It can maintain me up at night wished to know whether I’ve ruined my shoes by buying shoe polish, or it can induce me read that one email 10 hours before sending it off. It can be tempting to dislike my brain for fretting so much.
Maybe I shouldn’t be so harsh on myself. Every human being frets. And it turns out, worrying can have some surprising upsides, as professor Kate Sweeny recently wrote. So if you’re the kind of person who worries about worrying, here are two big things to remember, politenes of Sweeny :
Nobody would detest their brains for making them feel frightened when there’s a big, obvious hazard. Like an angry tiger. Or a bear. Or an angry tiger riding a bear. In that case, we need an immediate motivator for an immediate problem.
But our brains need a subtler response to subtler problems. Worry and anxiety can help our brains recognize and focus on long-term problems or motivate us to make better options, like wearing our seat belt or applying sunscreen to avoid scalp cancer.
Though worrying itself is unpleasant, it can help balance out our other feelings. One analyze depicted the BBC television sitcom “Fawlty Towers” got funnier after watching a tense horror movie.
On the flip side, if things end up going south, your brain has already prepared itself. So worrying can be an emotional win-win.
While a little worry can help us stay motivated, too much can paralyze us and can be a sign of anxiety disorders. If that’s what’s going on, taking a break from Facebook, practicing meditation, exercising, and talking with a therapist can all help reduce anxiety.

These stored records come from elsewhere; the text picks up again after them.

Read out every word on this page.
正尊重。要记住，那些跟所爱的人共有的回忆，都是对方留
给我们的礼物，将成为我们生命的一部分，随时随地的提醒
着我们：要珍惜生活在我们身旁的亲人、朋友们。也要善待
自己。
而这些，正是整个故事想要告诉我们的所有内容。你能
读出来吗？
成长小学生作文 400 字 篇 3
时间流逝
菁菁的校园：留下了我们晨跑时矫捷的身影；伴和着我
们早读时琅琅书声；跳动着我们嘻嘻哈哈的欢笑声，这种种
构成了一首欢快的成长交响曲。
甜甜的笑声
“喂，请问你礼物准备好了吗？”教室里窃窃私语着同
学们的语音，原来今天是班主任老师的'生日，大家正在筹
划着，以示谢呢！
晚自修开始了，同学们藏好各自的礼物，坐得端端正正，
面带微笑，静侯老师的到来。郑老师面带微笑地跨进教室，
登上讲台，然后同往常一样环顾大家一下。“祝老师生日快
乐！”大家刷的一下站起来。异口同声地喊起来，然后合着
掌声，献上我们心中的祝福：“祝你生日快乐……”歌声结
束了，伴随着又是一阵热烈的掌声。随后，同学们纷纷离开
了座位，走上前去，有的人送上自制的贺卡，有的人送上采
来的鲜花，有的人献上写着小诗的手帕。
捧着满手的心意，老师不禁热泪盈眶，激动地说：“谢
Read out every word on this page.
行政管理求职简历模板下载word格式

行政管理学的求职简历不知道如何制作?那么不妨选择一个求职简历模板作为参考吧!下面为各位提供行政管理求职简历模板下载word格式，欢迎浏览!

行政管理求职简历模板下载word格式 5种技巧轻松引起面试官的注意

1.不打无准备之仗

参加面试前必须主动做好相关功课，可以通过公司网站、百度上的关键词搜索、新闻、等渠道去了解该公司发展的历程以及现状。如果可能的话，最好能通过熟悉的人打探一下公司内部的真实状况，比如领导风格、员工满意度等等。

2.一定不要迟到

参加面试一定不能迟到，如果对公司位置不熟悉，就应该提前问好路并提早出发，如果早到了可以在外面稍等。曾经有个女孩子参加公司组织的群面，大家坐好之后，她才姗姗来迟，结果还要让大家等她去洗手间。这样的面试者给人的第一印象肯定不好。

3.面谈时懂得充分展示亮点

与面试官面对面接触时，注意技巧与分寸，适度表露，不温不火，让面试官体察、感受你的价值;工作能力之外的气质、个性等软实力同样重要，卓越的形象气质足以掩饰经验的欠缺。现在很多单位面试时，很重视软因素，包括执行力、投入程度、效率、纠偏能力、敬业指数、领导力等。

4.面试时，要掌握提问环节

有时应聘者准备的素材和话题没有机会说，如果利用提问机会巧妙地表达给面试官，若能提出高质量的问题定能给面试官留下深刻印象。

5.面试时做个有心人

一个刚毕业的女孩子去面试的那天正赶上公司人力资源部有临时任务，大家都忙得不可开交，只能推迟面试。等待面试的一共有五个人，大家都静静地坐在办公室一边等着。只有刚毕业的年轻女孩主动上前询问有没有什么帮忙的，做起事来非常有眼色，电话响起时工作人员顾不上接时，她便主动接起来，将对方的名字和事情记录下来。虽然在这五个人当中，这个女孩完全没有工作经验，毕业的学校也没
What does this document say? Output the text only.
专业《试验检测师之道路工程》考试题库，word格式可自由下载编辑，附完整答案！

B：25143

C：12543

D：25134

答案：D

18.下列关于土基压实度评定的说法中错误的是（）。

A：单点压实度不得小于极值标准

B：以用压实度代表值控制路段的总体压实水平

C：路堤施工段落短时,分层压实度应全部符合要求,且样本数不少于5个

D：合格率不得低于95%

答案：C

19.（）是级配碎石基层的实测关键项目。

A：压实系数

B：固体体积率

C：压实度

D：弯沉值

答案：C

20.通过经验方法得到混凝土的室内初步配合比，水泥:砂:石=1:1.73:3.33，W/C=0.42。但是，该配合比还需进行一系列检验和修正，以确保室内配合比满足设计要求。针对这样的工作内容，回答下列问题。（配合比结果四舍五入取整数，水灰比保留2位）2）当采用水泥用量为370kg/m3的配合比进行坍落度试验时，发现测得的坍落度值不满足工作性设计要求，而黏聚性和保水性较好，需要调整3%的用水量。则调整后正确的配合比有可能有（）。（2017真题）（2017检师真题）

Worry can be stressful. It’s not fun to stay awake thinking about what you’re going to say to your boss on Monday, whether you’re feeing right, or whether you’re being a good friend. You might find yourself been hit by frets at the worst time.
And that’s OK . We can’t always control our brains, but we worrywarts don’t always need to feel bad for worrying. Sometimes it’s our brain only helping us out.